I take the piece from him and bite into it.

“Good, right?” he asks.

I nod. After swallowing, I say, “They taste similar to the turnips but different.”

“They’re from the same family. Kind of like cousins.”

“Makes sense.” I finish the radish, surprised by the kick of heat on my tongue.

“Better than iceberg?” He tilts his head back, and the posture feels intimidating, like he’s sizing me up.

“Don’t hate on the ’berg. It serves a purpose.”

Kacey laughs—or more accurately, snorts. I’m surprised his pig doesn’t confuse her for one of its own. “Don’t try to convince her otherwise. You won’t win this battle.”

He crosses his arms, forcing his muscles to bunch in a rudely distracting way. “Is that so?”

When he directs his attention at me, I can’t decide if I should feel flattered he’s so interested or perturbed he’s judging me.

“Life’s too short to be boring or eat boring food,” he declares, still focused solely on me.

“Let him who is free from sin cast the first stone,” I retort, the words flowing from deeply ingrained memory.

“Did you just Bible-verse me?” His steady gaze falters.

“Sorry. Slips out sometimes.” Out of habit, my teeth find my lower lip and chew the smooth skin.

“What’s up with the pig?” Kacey breaks through the weird tension surrounding us.
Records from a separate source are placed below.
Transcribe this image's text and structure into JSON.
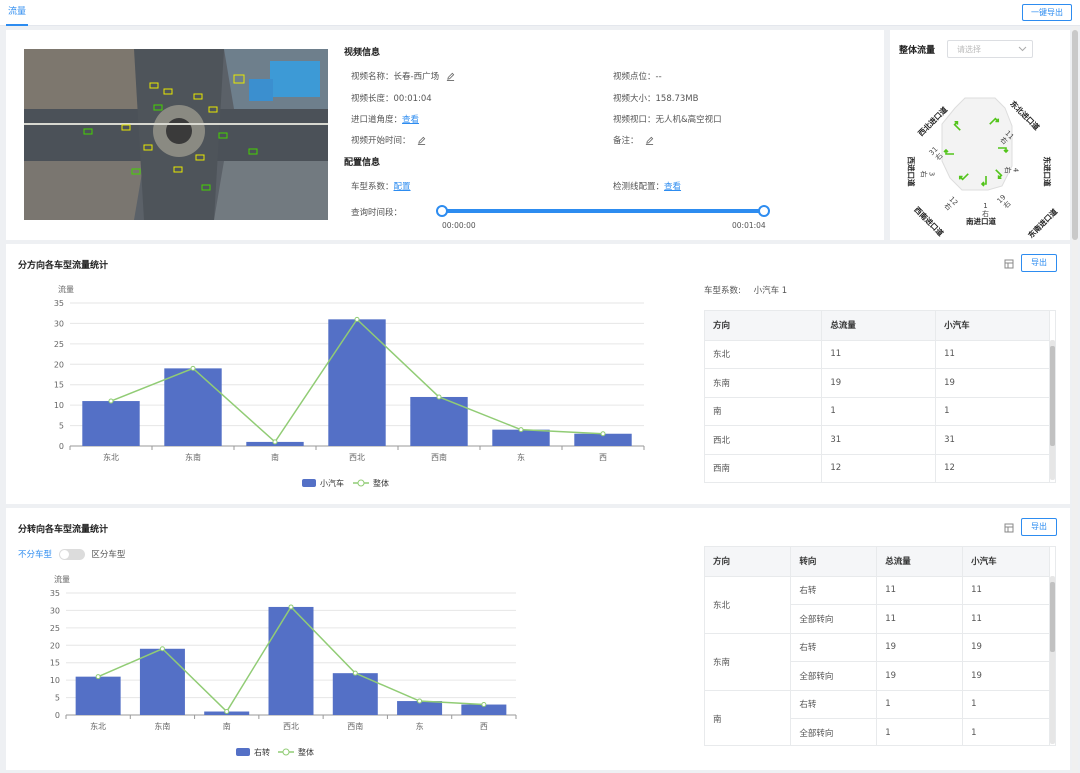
{
  "tabs": {
    "active": "流量"
  },
  "header": {
    "export_all": "一键导出"
  },
  "video_info": {
    "section_title": "视频信息",
    "name_label": "视频名称：",
    "name_value": "长春-西广场",
    "point_label": "视频点位：",
    "point_value": "--",
    "length_label": "视频长度：",
    "length_value": "00:01:04",
    "size_label": "视频大小：",
    "size_value": "158.73MB",
    "angle_label": "进口道角度：",
    "angle_link": "查看",
    "viewpoint_label": "视频视口：",
    "viewpoint_value": "无人机&高空视口",
    "start_label": "视频开始时间：",
    "note_label": "备注："
  },
  "config_info": {
    "section_title": "配置信息",
    "coef_label": "车型系数：",
    "coef_link": "配置",
    "line_label": "检测线配置：",
    "line_link": "查看",
    "range_label": "查询时间段：",
    "range_start": "00:00:00",
    "range_end": "00:01:04",
    "range_fraction": [
      0,
      1
    ]
  },
  "overall_flow": {
    "title": "整体流量",
    "select_placeholder": "请选择",
    "approaches": [
      {
        "label": "西北进口道",
        "count": "31",
        "turn": "右"
      },
      {
        "label": "东北进口道",
        "count": "11",
        "turn": "右"
      },
      {
        "label": "东进口道",
        "count": "4",
        "turn": "右"
      },
      {
        "label": "东南进口道",
        "count": "19",
        "turn": "右"
      },
      {
        "label": "南进口道",
        "count": "1",
        "turn": "右"
      },
      {
        "label": "西南进口道",
        "count": "12",
        "turn": "右"
      },
      {
        "label": "西进口道",
        "count": "3",
        "turn": "右"
      }
    ],
    "accent_color": "#52c41a"
  },
  "direction_section": {
    "title": "分方向各车型流量统计",
    "export_label": "导出",
    "coef_label": "车型系数:",
    "coef_value": "小汽车 1",
    "table": {
      "columns": [
        "方向",
        "总流量",
        "小汽车"
      ],
      "rows": [
        [
          "东北",
          "11",
          "11"
        ],
        [
          "东南",
          "19",
          "19"
        ],
        [
          "南",
          "1",
          "1"
        ],
        [
          "西北",
          "31",
          "31"
        ],
        [
          "西南",
          "12",
          "12"
        ]
      ]
    }
  },
  "turn_section": {
    "title": "分转向各车型流量统计",
    "export_label": "导出",
    "toggle_off_label": "不分车型",
    "toggle_on_label": "区分车型",
    "table": {
      "columns": [
        "方向",
        "转向",
        "总流量",
        "小汽车"
      ],
      "groups": [
        {
          "direction": "东北",
          "rows": [
            [
              "右转",
              "11",
              "11"
            ],
            [
              "全部转向",
              "11",
              "11"
            ]
          ]
        },
        {
          "direction": "东南",
          "rows": [
            [
              "右转",
              "19",
              "19"
            ],
            [
              "全部转向",
              "19",
              "19"
            ]
          ]
        },
        {
          "direction": "南",
          "rows": [
            [
              "右转",
              "1",
              "1"
            ],
            [
              "全部转向",
              "1",
              "1"
            ]
          ]
        }
      ]
    }
  },
  "chart_data": [
    {
      "type": "bar",
      "ylabel": "流量",
      "categories": [
        "东北",
        "东南",
        "南",
        "西北",
        "西南",
        "东",
        "西"
      ],
      "ylim": [
        0,
        35
      ],
      "yticks": [
        0,
        5,
        10,
        15,
        20,
        25,
        30,
        35
      ],
      "series": [
        {
          "name": "小汽车",
          "type": "bar",
          "values": [
            11,
            19,
            1,
            31,
            12,
            4,
            3
          ],
          "color": "#5470c6"
        },
        {
          "name": "整体",
          "type": "line",
          "values": [
            11,
            19,
            1,
            31,
            12,
            4,
            3
          ],
          "color": "#91cc75"
        }
      ],
      "legend": "bottom-center",
      "grid": true
    },
    {
      "type": "bar",
      "ylabel": "流量",
      "categories": [
        "东北",
        "东南",
        "南",
        "西北",
        "西南",
        "东",
        "西"
      ],
      "ylim": [
        0,
        35
      ],
      "yticks": [
        0,
        5,
        10,
        15,
        20,
        25,
        30,
        35
      ],
      "series": [
        {
          "name": "右转",
          "type": "bar",
          "values": [
            11,
            19,
            1,
            31,
            12,
            4,
            3
          ],
          "color": "#5470c6"
        },
        {
          "name": "整体",
          "type": "line",
          "values": [
            11,
            19,
            1,
            31,
            12,
            4,
            3
          ],
          "color": "#91cc75"
        }
      ],
      "legend": "bottom-center",
      "grid": true
    }
  ]
}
“That would be Patsy Swine, finest sow in the land.” He points at the black and white pig asleep in the shade of the tent. “She was supposed to be a miniature pot-bellied, but as you can see, she’s an overachiever.”

“Is she a pet?” I ask.

“Sure is. House-trained and everything. Her manners are impeccable—except when she naps on the job.”

“Nice to meet you, Patsy.” I give her a wave.

“We didn’t catch your name,” Kacey interjects.

“Odin Hill.” His grin returns as he stares at me “And you are?”

Are you freaking kidding me? Odin? God of thunder? Father of Thor? Of course he’s a Norse god.

“I’m Kacey, and this is Daphne. She works up at the national park.”